Given the velocity–time graph of a particle moving in a straight line, determine the distance covered by the particle in the time interval zero to eight.
The motion of this particle can be split into four parts. Firstly, it decelerates from five meters per second to negative five meters per second. This takes two seconds. Secondly, it travels at a constant speed from 𝑡 equals two seconds to 𝑡 equals six seconds. It then accelerates from negative five meters per second to five meters per second by 10 seconds. Finally, it decelerates to rest at 𝑡 equals 14 seconds. In this question, we’re interested in the time interval zero to eight seconds.

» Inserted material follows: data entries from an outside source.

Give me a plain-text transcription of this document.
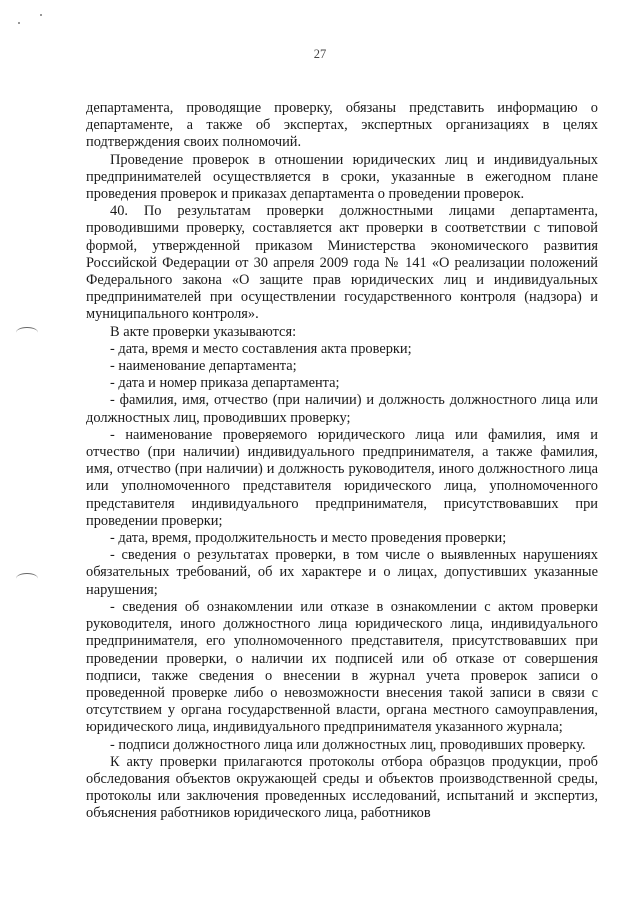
27

департамента, проводящие проверку, обязаны представить информацию о департаменте, а также об экспертах, экспертных организациях в целях подтверждения своих полномочий.

Проведение проверок в отношении юридических лиц и индивидуальных предпринимателей осуществляется в сроки, указанные в ежегодном плане проведения проверок и приказах департамента о проведении проверок.

40. По результатам проверки должностными лицами департамента, проводившими проверку, составляется акт проверки в соответствии с типовой формой, утвержденной приказом Министерства экономического развития Российской Федерации от 30 апреля 2009 года № 141 «О реализации положений Федерального закона «О защите прав юридических лиц и индивидуальных предпринимателей при осуществлении государственного контроля (надзора) и муниципального контроля».

В акте проверки указываются:

- дата, время и место составления акта проверки;

- наименование департамента;

- дата и номер приказа департамента;

- фамилия, имя, отчество (при наличии) и должность должностного лица или должностных лиц, проводивших проверку;

- наименование проверяемого юридического лица или фамилия, имя и отчество (при наличии) индивидуального предпринимателя, а также фамилия, имя, отчество (при наличии) и должность руководителя, иного должностного лица или уполномоченного представителя юридического лица, уполномоченного представителя индивидуального предпринимателя, присутствовавших при проведении проверки;

- дата, время, продолжительность и место проведения проверки;

- сведения о результатах проверки, в том числе о выявленных нарушениях обязательных требований, об их характере и о лицах, допустивших указанные нарушения;

- сведения об ознакомлении или отказе в ознакомлении с актом проверки руководителя, иного должностного лица юридического лица, индивидуального предпринимателя, его уполномоченного представителя, присутствовавших при проведении проверки, о наличии их подписей или об отказе от совершения подписи, также сведения о внесении в журнал учета проверок записи о проведенной проверке либо о невозможности внесения такой записи в связи с отсутствием у органа государственной власти, органа местного самоуправления, юридического лица, индивидуального предпринимателя указанного журнала;

- подписи должностного лица или должностных лиц, проводивших проверку.

К акту проверки прилагаются протоколы отбора образцов продукции, проб обследования объектов окружающей среды и объектов производственной среды, протоколы или заключения проведенных исследований, испытаний и экспертиз, объяснения работников юридического лица, работников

In any velocity–time graph, we can calculate the displacement or distance by looking at the area under the graph. In this question, we will split this into two sections. The section between 𝑡 equals zero and 𝑡 equals one, where the area is above the 𝑥-axis, and the area between 𝑡 equals one and 𝑡 equals eight, where it is below the 𝑥-axis. Our value for B, if we were considering displacement, would be negative. But as we’re dealing with distance and this must be positive, we take the absolute value of the displacement.
Our first shape, A, is a triangle, and we can calculate the area of this by multiplying the base by the height and then dividing by two. The distance travelled between 𝑡 equals zero and 𝑡 equals one second is one multiplied by five divided by two. This is equal to 2.5 meters. Shape B is a trapezium. And we can calculate this area by adding 𝑎 and 𝑏, dividing by two, and then multiplying by the height, where 𝑎 and 𝑏 are the parallel sides.
The parallel sides of the trapezium have lengths seven and four. And the distance between them or height is five. 11 divided by two is 5.5, and multiplying this by five gives us a distance of 27.5 meters. We can then calculate the total distance by adding 2.5 to 27.5. This is equal to 30. So, the distance covered by the particle in the time interval zero to eight is 30 meters.